The present study of heparin-naïve hospitalized patients with and without diabetes used the PF4/H antibody ELISA not as a surrogate for diagnosing an immune response to heparin, but as an indication of the presence of endogenous PF4/H cross-reactive antibodies. Rather than comparing the frequency of responses greater than the HIT diagnostic cut-off OD of 0.4, we compared the distribution of OD readings between patient populations. We found that the diagnosis of diabetes alone is not associated with a significant elevation in PF4/H-reactive antibodies. However our study raises the concern that diabetes with its common complications, when untreated or when challenged with concurrent infectious conditions, may result in potentially sensitizing PF4/H cross-reactive antibody formation.

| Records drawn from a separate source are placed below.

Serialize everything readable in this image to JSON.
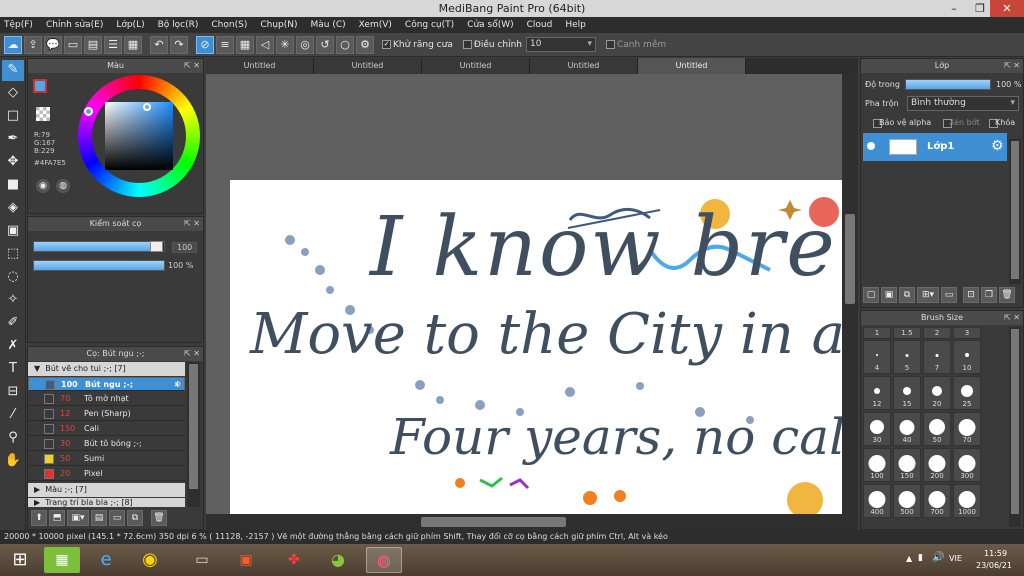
{
  "window": {
    "title": "MediBang Paint Pro (64bit)"
  },
  "menu": [
    "Tệp(F)",
    "Chỉnh sửa(E)",
    "Lớp(L)",
    "Bộ lọc(R)",
    "Chọn(S)",
    "Chụp(N)",
    "Màu (C)",
    "Xem(V)",
    "Công cụ(T)",
    "Cửa sổ(W)",
    "Cloud",
    "Help"
  ],
  "toolbar": {
    "antialias_label": "Khử răng cưa",
    "adjust_label": "Điều chỉnh",
    "adjust_value": "10",
    "smooth_label": "Canh mềm"
  },
  "tabs": [
    "Untitled",
    "Untitled",
    "Untitled",
    "Untitled",
    "Untitled"
  ],
  "color_panel": {
    "title": "Màu",
    "r": "R:79",
    "g": "G:167",
    "b": "B:229",
    "hex": "#4FA7E5",
    "current_color": "#4fa7e5"
  },
  "brush_control": {
    "title": "Kiểm soát cọ",
    "size_value": "100",
    "opacity_value": "100 %",
    "size_fraction": 1.0,
    "opacity_fraction": 1.0
  },
  "brush_list": {
    "title": "Cọ: Bút ngu ;-;",
    "group1": "Bút vẽ cho tui ;-; [7]",
    "items": [
      {
        "size": "100",
        "name": "Bút ngu ;-;",
        "color": "#3a5f8a"
      },
      {
        "size": "70",
        "name": "Tô mờ nhạt",
        "color": "#3a3a3a"
      },
      {
        "size": "12",
        "name": "Pen (Sharp)",
        "color": "#3a3a3a"
      },
      {
        "size": "150",
        "name": "Cali",
        "color": "#3a3a3a"
      },
      {
        "size": "30",
        "name": "Bút tô bóng ;-;",
        "color": "#3a3a3a"
      },
      {
        "size": "50",
        "name": "Sumi",
        "color": "#f0d020"
      },
      {
        "size": "20",
        "name": "Pixel",
        "color": "#e03030"
      }
    ],
    "group2": "Màu ;-; [7]",
    "group3": "Trang trí bla bla ;-; [8]"
  },
  "layer_panel": {
    "title": "Lớp",
    "opacity_label": "Độ trong",
    "opacity_value": "100 %",
    "opacity_fraction": 1.0,
    "blend_label": "Pha trộn",
    "blend_value": "Bình thường",
    "protect_alpha": "Bảo vệ alpha",
    "clip": "Xén bớt",
    "lock": "Khóa",
    "layer_name": "Lớp1"
  },
  "brush_size": {
    "title": "Brush Size",
    "header": [
      "1",
      "1.5",
      "2",
      "3"
    ],
    "rows": [
      [
        "4",
        "5",
        "7",
        "10"
      ],
      [
        "12",
        "15",
        "20",
        "25"
      ],
      [
        "30",
        "40",
        "50",
        "70"
      ],
      [
        "100",
        "150",
        "200",
        "300"
      ],
      [
        "400",
        "500",
        "700",
        "1000"
      ]
    ]
  },
  "canvas": {
    "lines": [
      "I know bre",
      "Move to the City in a b",
      "Four years, no cal"
    ]
  },
  "status": {
    "text": "20000 * 10000 pixel   (145.1 * 72.6cm)   350 dpi   6 %   ( 11128, -2157 )   Vẽ một đường thẳng bằng cách giữ phím Shift, Thay đổi cỡ cọ bằng cách giữ phím Ctrl, Alt và kéo"
  },
  "taskbar": {
    "lang": "VIE",
    "time": "11:59",
    "date": "23/06/21"
  }
}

This preliminary study is limited by the small sample size of each population. In particular, the number of individuals in subgroups of patients with and without diabetes, where interesting differences in PF4/H antibody OD were observed, was limited. Also no physical or clinical information, beyond gender and body weight, was available to characterize and compare volunteer blood donors to patient groups or to include in subgroup analyses. Rigorous statistical analyses of the potentially important observations will require future, larger studies designed to compare specific patient and control subpopulations.
Footnotes
Declaration of Conflicting Interests
The author(s) declared no potential conflicts of interest with respect to the research, authorship, and/or publication of this article.
Funding
The author(s) received no financial support for the research, authorship, and/or publication of this article.